Dublin Theatre Festival 2019: The Beacon


Jane Brennan, Marty Rea. Druid and Gate Theatre. The Beacon. Photo credit, Robbie Jack

***   

An Inch Past Its Life

In its opening moments Nancy Harris’s "The Beacon" cleverly punctures artistic pretension. A wise move, for despite several splodges of ideas being toyed with, “The Beacon” delivers a light entertainment, old style crime drama. The kind Agatha Christie excelled at, Harris not so much. With its troubled family having hidden secrets  and missing bodies on a remote island, replete with a selfish artist, secret lovers, and a sleazy investigative journalist, all the elements are there, even if "The Beacon" aspires to something more. Yet if it flares with promise at times, it fails to generate continuous heat.

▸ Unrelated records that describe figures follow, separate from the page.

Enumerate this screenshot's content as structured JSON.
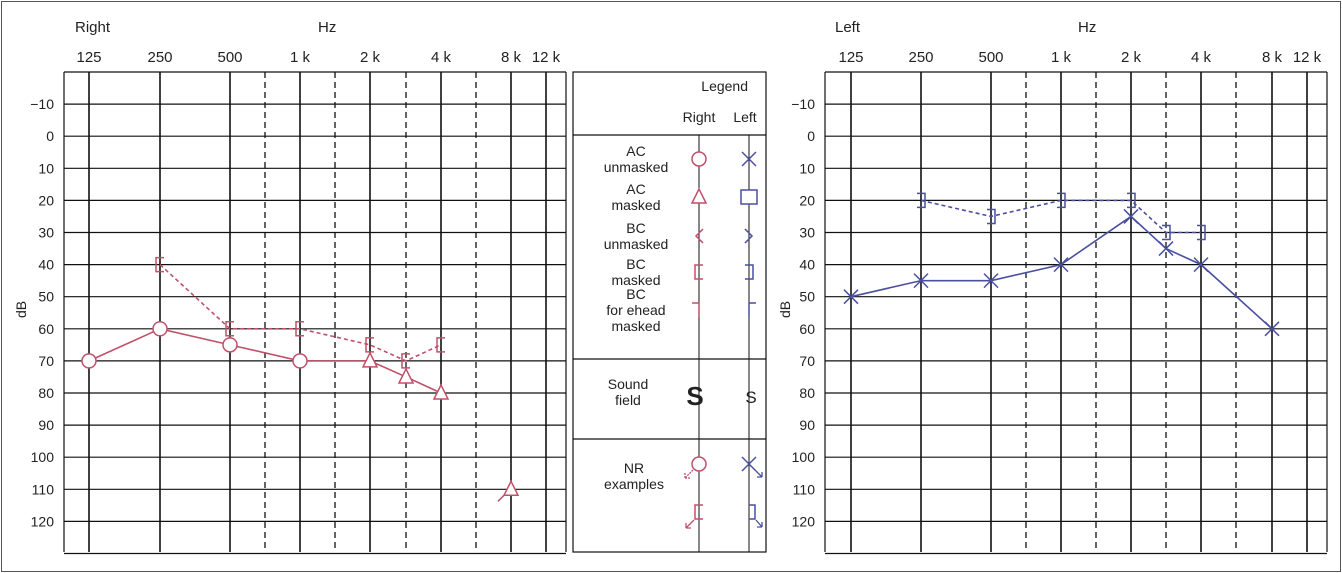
{
  "colors": {
    "right": "#c0506a",
    "left": "#4a4fa0",
    "grid": "#111111",
    "frame": "#555555"
  },
  "chart_data": [
    {
      "type": "line",
      "title": "Right",
      "xlabel": "Hz",
      "ylabel": "dB",
      "x_ticks": [
        "125",
        "250",
        "500",
        "1 k",
        "2 k",
        "4 k",
        "8 k",
        "12 k"
      ],
      "x_ticks_dashed": [
        "750",
        "1.5 k",
        "3 k",
        "6 k"
      ],
      "y_ticks": [
        -10,
        0,
        10,
        20,
        30,
        40,
        50,
        60,
        70,
        80,
        90,
        100,
        110,
        120
      ],
      "ylim": [
        -20,
        130
      ],
      "y_reversed": true,
      "series": [
        {
          "name": "AC masked / unmasked",
          "style": "solid",
          "color": "#c0506a",
          "points": [
            {
              "x": "125",
              "y": 70,
              "marker": "circle"
            },
            {
              "x": "250",
              "y": 60,
              "marker": "circle"
            },
            {
              "x": "500",
              "y": 65,
              "marker": "circle"
            },
            {
              "x": "1 k",
              "y": 70,
              "marker": "circle"
            },
            {
              "x": "2 k",
              "y": 70,
              "marker": "triangle"
            },
            {
              "x": "3 k",
              "y": 75,
              "marker": "triangle"
            },
            {
              "x": "4 k",
              "y": 80,
              "marker": "triangle"
            }
          ]
        },
        {
          "name": "BC masked",
          "style": "dashed",
          "color": "#c0506a",
          "points": [
            {
              "x": "250",
              "y": 40,
              "marker": "bracket"
            },
            {
              "x": "500",
              "y": 60,
              "marker": "bracket"
            },
            {
              "x": "1 k",
              "y": 60,
              "marker": "bracket"
            },
            {
              "x": "2 k",
              "y": 65,
              "marker": "bracket"
            },
            {
              "x": "3 k",
              "y": 70,
              "marker": "bracket"
            },
            {
              "x": "4 k",
              "y": 65,
              "marker": "bracket"
            }
          ]
        },
        {
          "name": "NR",
          "style": "none",
          "color": "#c0506a",
          "points": [
            {
              "x": "8 k",
              "y": 110,
              "marker": "triangle-nr"
            }
          ]
        }
      ]
    },
    {
      "type": "line",
      "title": "Left",
      "xlabel": "Hz",
      "ylabel": "dB",
      "x_ticks": [
        "125",
        "250",
        "500",
        "1 k",
        "2 k",
        "4 k",
        "8 k",
        "12 k"
      ],
      "x_ticks_dashed": [
        "750",
        "1.5 k",
        "3 k",
        "6 k"
      ],
      "y_ticks": [
        -10,
        0,
        10,
        20,
        30,
        40,
        50,
        60,
        70,
        80,
        90,
        100,
        110,
        120
      ],
      "ylim": [
        -20,
        130
      ],
      "y_reversed": true,
      "series": [
        {
          "name": "AC unmasked",
          "style": "solid",
          "color": "#4a4fa0",
          "points": [
            {
              "x": "125",
              "y": 50,
              "marker": "x"
            },
            {
              "x": "250",
              "y": 45,
              "marker": "x"
            },
            {
              "x": "500",
              "y": 45,
              "marker": "x"
            },
            {
              "x": "1 k",
              "y": 40,
              "marker": "x"
            },
            {
              "x": "2 k",
              "y": 25,
              "marker": "x"
            },
            {
              "x": "3 k",
              "y": 35,
              "marker": "x"
            },
            {
              "x": "4 k",
              "y": 40,
              "marker": "x"
            },
            {
              "x": "8 k",
              "y": 60,
              "marker": "x"
            }
          ]
        },
        {
          "name": "BC masked",
          "style": "dashed",
          "color": "#4a4fa0",
          "points": [
            {
              "x": "250",
              "y": 20,
              "marker": "bracket-l"
            },
            {
              "x": "500",
              "y": 25,
              "marker": "bracket-l"
            },
            {
              "x": "1 k",
              "y": 20,
              "marker": "bracket-l"
            },
            {
              "x": "2 k",
              "y": 20,
              "marker": "bracket-l"
            },
            {
              "x": "3 k",
              "y": 30,
              "marker": "bracket-l"
            },
            {
              "x": "4 k",
              "y": 30,
              "marker": "bracket-l"
            }
          ]
        }
      ]
    }
  ],
  "legend": {
    "title": "Legend",
    "col_right": "Right",
    "col_left": "Left",
    "rows": [
      {
        "label": [
          "AC",
          "unmasked"
        ],
        "right": "circle",
        "left": "x"
      },
      {
        "label": [
          "AC",
          "masked"
        ],
        "right": "triangle",
        "left": "square"
      },
      {
        "label": [
          "BC",
          "unmasked"
        ],
        "right": "angle-left",
        "left": "angle-right"
      },
      {
        "label": [
          "BC",
          "masked"
        ],
        "right": "bracket",
        "left": "bracket-l"
      },
      {
        "label": [
          "BC",
          "for ehead",
          "masked"
        ],
        "right": "forehead",
        "left": "forehead-l"
      }
    ],
    "sound_field": {
      "label": [
        "Sound",
        "field"
      ],
      "right": "S",
      "left": "S"
    },
    "nr": {
      "label": [
        "NR",
        "examples"
      ]
    }
  }
}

Jane Brennan, Rae Gray. Druid and Gate Theatre. The Beacon. Photo credit, Robbie Jack

With returning son Colm, and his young wife Bonnie, looking to honeymoon at the family’s summer home on an island near Cork, old wounds and secrets rise to the surface. Colm, a surprisingly one tracked Marty Rea, is a permanent walking wound seeking answers regarding his father's disappearance many years before. Finding herself endlessly attacked by her estranged son, artist and mother, Beiv, a compelling Jane Brennan, endures like an intake of sighs stoically trying to hold it together. Ian-Lloyd Anderson as the islander Donal, a family friend with his own secrets, shines as a boy in love with a boy asking him to love him. Caught in the crossfire, new wife Bonnie, an over talkative young Yank in love with Beiv’s work, played by Rae Gray with delightful laconic ease, causes panic when she disappears following another heated argument, suggesting history is about to repeat itself. The arrival of a sleazy, true crime podcaster Ray, a winning Daniel Monaghan, opens up the promise of an interesting ending. But it all plays out to expectations with an unsurprising reveal. Despite a last minute backstory unconvincingly shoehorned in to try lend it all some depth and substance.  

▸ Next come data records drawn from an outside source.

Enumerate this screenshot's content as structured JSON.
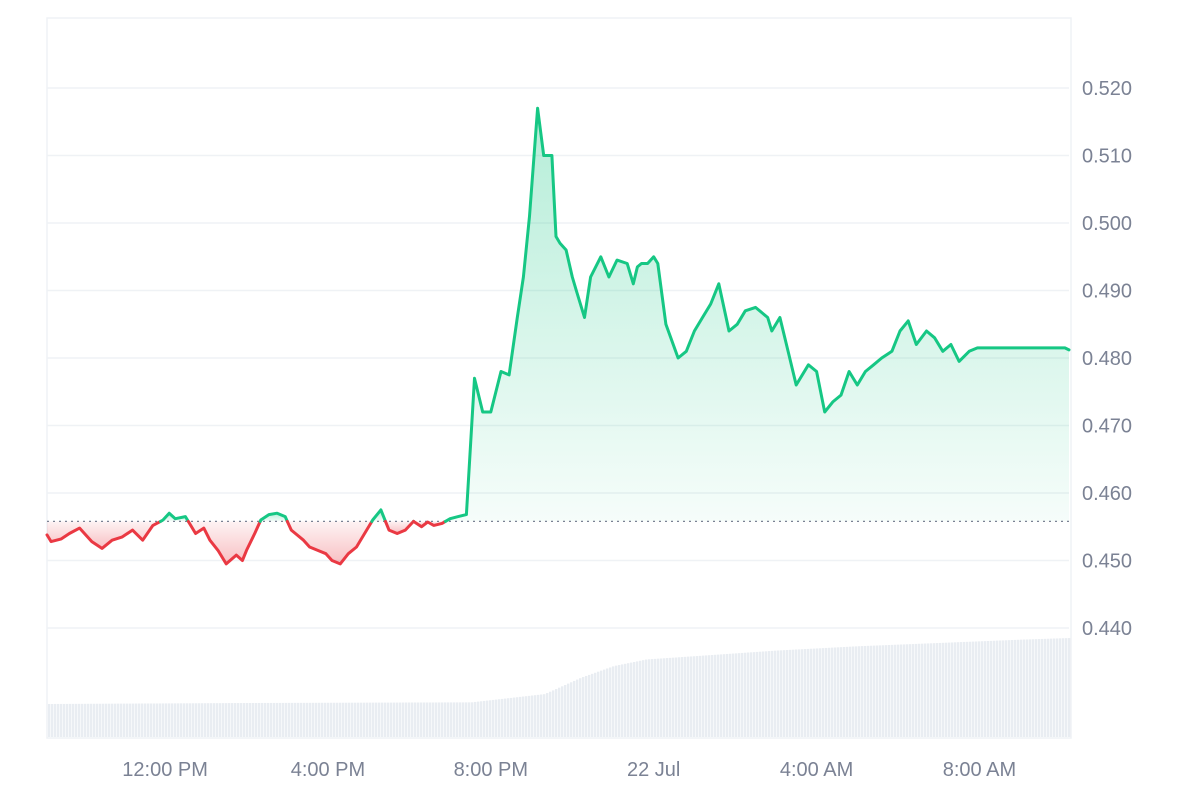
{
  "chart_data": {
    "type": "area",
    "title": "",
    "xlabel": "",
    "ylabel": "",
    "ylim": [
      0.44,
      0.52
    ],
    "y_ticks": [
      "0.520",
      "0.510",
      "0.500",
      "0.490",
      "0.480",
      "0.470",
      "0.460",
      "0.450",
      "0.440"
    ],
    "x_ticks": [
      "12:00 PM",
      "4:00 PM",
      "8:00 PM",
      "22 Jul",
      "4:00 AM",
      "8:00 AM"
    ],
    "baseline": 0.4558,
    "x_range_hours": [
      9.1,
      34.2
    ],
    "x_tick_hours": [
      12,
      16,
      20,
      24,
      28,
      32
    ],
    "grid": true,
    "colors": {
      "up": "#16c784",
      "down": "#ea3943",
      "grid": "#eff2f5",
      "axis_text": "#7b8294",
      "volume": "#e9edf2"
    },
    "series": [
      {
        "x": [
          9.1,
          9.2,
          9.45,
          9.65,
          9.9,
          10.2,
          10.45,
          10.7,
          10.95,
          11.2,
          11.45,
          11.7,
          11.95,
          12.1,
          12.25,
          12.5,
          12.75,
          12.95,
          13.1,
          13.3,
          13.5,
          13.75,
          13.9,
          14.0,
          14.2,
          14.35,
          14.55,
          14.75,
          14.95,
          15.1,
          15.2,
          15.4,
          15.55,
          15.75,
          15.95,
          16.1,
          16.3,
          16.5,
          16.7,
          16.9,
          17.1,
          17.3,
          17.5,
          17.7,
          17.9,
          18.1,
          18.3,
          18.45,
          18.6,
          18.8,
          19.0,
          19.2,
          19.4,
          19.6,
          19.8,
          20.0,
          20.25,
          20.45,
          20.65,
          20.8,
          20.95,
          21.15,
          21.3,
          21.5,
          21.6,
          21.7,
          21.85,
          22.0,
          22.1,
          22.3,
          22.45,
          22.7,
          22.9,
          23.1,
          23.35,
          23.5,
          23.6,
          23.7,
          23.85,
          24.0,
          24.1,
          24.3,
          24.6,
          24.8,
          25.0,
          25.2,
          25.4,
          25.6,
          25.85,
          26.05,
          26.25,
          26.5,
          26.8,
          26.9,
          27.1,
          27.3,
          27.5,
          27.8,
          28.0,
          28.2,
          28.4,
          28.6,
          28.8,
          29.0,
          29.2,
          29.4,
          29.6,
          29.85,
          30.05,
          30.25,
          30.45,
          30.7,
          30.9,
          31.1,
          31.3,
          31.5,
          31.75,
          31.95,
          32.15,
          32.3,
          32.5,
          32.7,
          32.9,
          33.1,
          33.3,
          33.5,
          33.7,
          33.9,
          34.1,
          34.2
        ],
        "values": [
          0.4538,
          0.4528,
          0.4532,
          0.454,
          0.4548,
          0.4528,
          0.4518,
          0.453,
          0.4535,
          0.4545,
          0.453,
          0.4552,
          0.456,
          0.457,
          0.4562,
          0.4565,
          0.454,
          0.4548,
          0.453,
          0.4515,
          0.4495,
          0.4508,
          0.45,
          0.4515,
          0.454,
          0.456,
          0.4568,
          0.457,
          0.4565,
          0.4545,
          0.454,
          0.453,
          0.452,
          0.4515,
          0.451,
          0.45,
          0.4495,
          0.451,
          0.452,
          0.454,
          0.456,
          0.4575,
          0.4545,
          0.454,
          0.4545,
          0.4558,
          0.455,
          0.4557,
          0.4552,
          0.4555,
          0.4562,
          0.4565,
          0.4568,
          0.477,
          0.472,
          0.472,
          0.478,
          0.4775,
          0.486,
          0.492,
          0.501,
          0.517,
          0.51,
          0.51,
          0.498,
          0.497,
          0.496,
          0.492,
          0.49,
          0.486,
          0.492,
          0.495,
          0.492,
          0.4945,
          0.494,
          0.491,
          0.4935,
          0.494,
          0.494,
          0.495,
          0.494,
          0.485,
          0.48,
          0.481,
          0.484,
          0.486,
          0.488,
          0.491,
          0.484,
          0.485,
          0.487,
          0.4875,
          0.486,
          0.484,
          0.486,
          0.481,
          0.476,
          0.479,
          0.478,
          0.472,
          0.4735,
          0.4745,
          0.478,
          0.476,
          0.478,
          0.479,
          0.48,
          0.481,
          0.484,
          0.4855,
          0.482,
          0.484,
          0.483,
          0.481,
          0.482,
          0.4795,
          0.481,
          0.4815,
          0.4815,
          0.4815,
          0.4815,
          0.4815,
          0.4815,
          0.4815,
          0.4815,
          0.4815,
          0.4815,
          0.4815,
          0.4815,
          0.4812
        ]
      }
    ],
    "volume": {
      "x": [
        9.1,
        14.0,
        19.5,
        21.3,
        22.2,
        23.0,
        23.8,
        25.0,
        27.0,
        29.0,
        31.0,
        33.0,
        34.2
      ],
      "values": [
        1.0,
        1.03,
        1.05,
        1.3,
        1.8,
        2.15,
        2.35,
        2.45,
        2.62,
        2.75,
        2.85,
        2.95,
        3.0
      ]
    }
  }
}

Ian-Lloyd Anderson, Marty Rea. Druid and Gate Theatre. The Beacon. Photo credit, Robbie Jack.

Harris’s mild meditations get off to a strong start, exploring family and ideas of the artist as responsible only to themselves. Yet it all fizzles away into a modest murder mystery as denouement follows denouement and characters explain everything to within an inch past its life. If Harris’s language is wonderfully textured, playing with smart observations and some wickedly clever humour, her tale of a family on the verge of a nervous break up can feel contrived, overly relying on heavy duty explanations to bring it all home. Throughout, director Garry Hynes elevates it all into something engaging, with Francis O’Connor's stunning set and James F. Ingalls superlative lighting doing the visual heavy lifting. Even if the suggestion of an artist’s life on display in some sort of performance art installation never really sells itself. 

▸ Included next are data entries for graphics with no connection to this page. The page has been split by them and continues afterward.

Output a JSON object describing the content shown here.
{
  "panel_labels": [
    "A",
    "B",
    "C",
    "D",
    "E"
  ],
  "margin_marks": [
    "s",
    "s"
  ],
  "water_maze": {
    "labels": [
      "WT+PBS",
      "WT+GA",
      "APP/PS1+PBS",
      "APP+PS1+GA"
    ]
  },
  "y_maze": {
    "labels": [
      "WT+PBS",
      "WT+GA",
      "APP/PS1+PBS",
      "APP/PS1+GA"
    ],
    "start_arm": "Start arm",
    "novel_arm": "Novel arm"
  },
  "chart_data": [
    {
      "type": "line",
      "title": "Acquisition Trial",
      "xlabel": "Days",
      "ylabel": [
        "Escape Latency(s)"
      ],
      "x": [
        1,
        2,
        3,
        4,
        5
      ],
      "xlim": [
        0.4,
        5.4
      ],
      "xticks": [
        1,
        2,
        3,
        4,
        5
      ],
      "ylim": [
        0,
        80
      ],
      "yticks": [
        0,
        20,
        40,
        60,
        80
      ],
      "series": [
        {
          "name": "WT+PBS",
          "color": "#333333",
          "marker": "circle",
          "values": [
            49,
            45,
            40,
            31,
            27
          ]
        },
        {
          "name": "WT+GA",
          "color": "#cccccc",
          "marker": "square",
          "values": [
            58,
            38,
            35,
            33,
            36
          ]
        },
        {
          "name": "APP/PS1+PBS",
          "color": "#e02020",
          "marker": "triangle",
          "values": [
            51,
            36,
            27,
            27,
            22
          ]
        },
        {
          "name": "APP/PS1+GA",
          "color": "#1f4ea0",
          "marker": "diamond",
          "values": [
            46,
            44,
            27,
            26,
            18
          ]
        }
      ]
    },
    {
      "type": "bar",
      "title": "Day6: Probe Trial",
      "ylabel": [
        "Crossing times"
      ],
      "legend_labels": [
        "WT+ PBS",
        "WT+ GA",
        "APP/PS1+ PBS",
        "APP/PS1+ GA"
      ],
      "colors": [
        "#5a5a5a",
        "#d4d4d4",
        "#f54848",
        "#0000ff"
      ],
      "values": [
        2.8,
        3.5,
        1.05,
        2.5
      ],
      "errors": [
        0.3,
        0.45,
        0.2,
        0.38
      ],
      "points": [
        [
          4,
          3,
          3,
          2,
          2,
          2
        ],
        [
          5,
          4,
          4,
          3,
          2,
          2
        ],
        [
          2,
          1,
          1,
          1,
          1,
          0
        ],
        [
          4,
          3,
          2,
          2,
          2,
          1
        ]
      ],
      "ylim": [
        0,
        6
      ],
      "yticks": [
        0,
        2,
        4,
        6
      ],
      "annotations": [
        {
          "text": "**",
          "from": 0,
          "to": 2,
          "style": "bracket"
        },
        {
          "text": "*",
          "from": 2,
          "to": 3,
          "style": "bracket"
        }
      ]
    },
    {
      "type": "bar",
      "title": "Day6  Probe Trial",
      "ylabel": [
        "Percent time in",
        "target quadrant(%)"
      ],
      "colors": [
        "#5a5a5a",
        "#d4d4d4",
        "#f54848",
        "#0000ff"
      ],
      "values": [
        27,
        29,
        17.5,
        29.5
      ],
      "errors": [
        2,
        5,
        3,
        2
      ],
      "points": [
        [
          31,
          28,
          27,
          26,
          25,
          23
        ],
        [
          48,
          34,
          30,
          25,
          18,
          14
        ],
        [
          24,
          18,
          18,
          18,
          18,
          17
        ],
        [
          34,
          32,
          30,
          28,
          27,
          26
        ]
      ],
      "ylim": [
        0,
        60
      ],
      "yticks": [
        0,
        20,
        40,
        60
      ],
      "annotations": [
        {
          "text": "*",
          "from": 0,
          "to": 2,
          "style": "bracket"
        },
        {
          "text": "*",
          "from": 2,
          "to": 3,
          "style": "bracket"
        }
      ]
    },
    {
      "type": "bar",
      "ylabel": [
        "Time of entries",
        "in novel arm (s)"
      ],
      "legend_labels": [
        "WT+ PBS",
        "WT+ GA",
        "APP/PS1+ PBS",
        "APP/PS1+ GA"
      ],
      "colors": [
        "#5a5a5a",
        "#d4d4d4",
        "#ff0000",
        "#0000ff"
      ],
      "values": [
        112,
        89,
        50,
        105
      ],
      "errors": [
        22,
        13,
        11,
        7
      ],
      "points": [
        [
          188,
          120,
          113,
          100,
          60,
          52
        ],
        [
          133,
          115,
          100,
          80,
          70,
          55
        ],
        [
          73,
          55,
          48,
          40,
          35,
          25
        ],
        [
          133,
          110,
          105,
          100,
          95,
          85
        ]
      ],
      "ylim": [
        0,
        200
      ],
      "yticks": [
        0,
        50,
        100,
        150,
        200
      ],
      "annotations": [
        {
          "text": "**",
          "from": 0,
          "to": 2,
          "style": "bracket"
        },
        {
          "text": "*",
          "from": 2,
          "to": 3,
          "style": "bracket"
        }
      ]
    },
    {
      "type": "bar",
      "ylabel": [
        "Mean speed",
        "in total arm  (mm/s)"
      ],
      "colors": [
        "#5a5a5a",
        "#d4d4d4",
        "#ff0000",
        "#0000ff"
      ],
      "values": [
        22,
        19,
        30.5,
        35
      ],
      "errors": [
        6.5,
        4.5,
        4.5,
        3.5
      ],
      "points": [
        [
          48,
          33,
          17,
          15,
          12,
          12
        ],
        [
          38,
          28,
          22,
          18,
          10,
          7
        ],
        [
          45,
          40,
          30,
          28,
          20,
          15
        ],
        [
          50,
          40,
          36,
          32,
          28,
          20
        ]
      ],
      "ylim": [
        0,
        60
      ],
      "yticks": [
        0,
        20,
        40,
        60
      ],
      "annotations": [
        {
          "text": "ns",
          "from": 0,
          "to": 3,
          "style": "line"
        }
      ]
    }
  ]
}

Marty Rea, Rae Gray, Ian-Lloyd Anderson, Jane Brennan. Druid and Gate Theatre. The Beacon. Photo credit, Robbie Jack

Visually impressive, with some top class performances, "The Beacon" resembles a high end Bugatti with the engine growling, reeving loudly and promising to go places. But if it shows an abundance of style, it rarely gets out of neutral, and then rarely any further than an argumentative first gear.

"The Beacon" by Nancy Harris, presented by Druid and Gate Theatre as part of Dublin Theatre Festival 2019, runs at The Gate Theatre until October 26.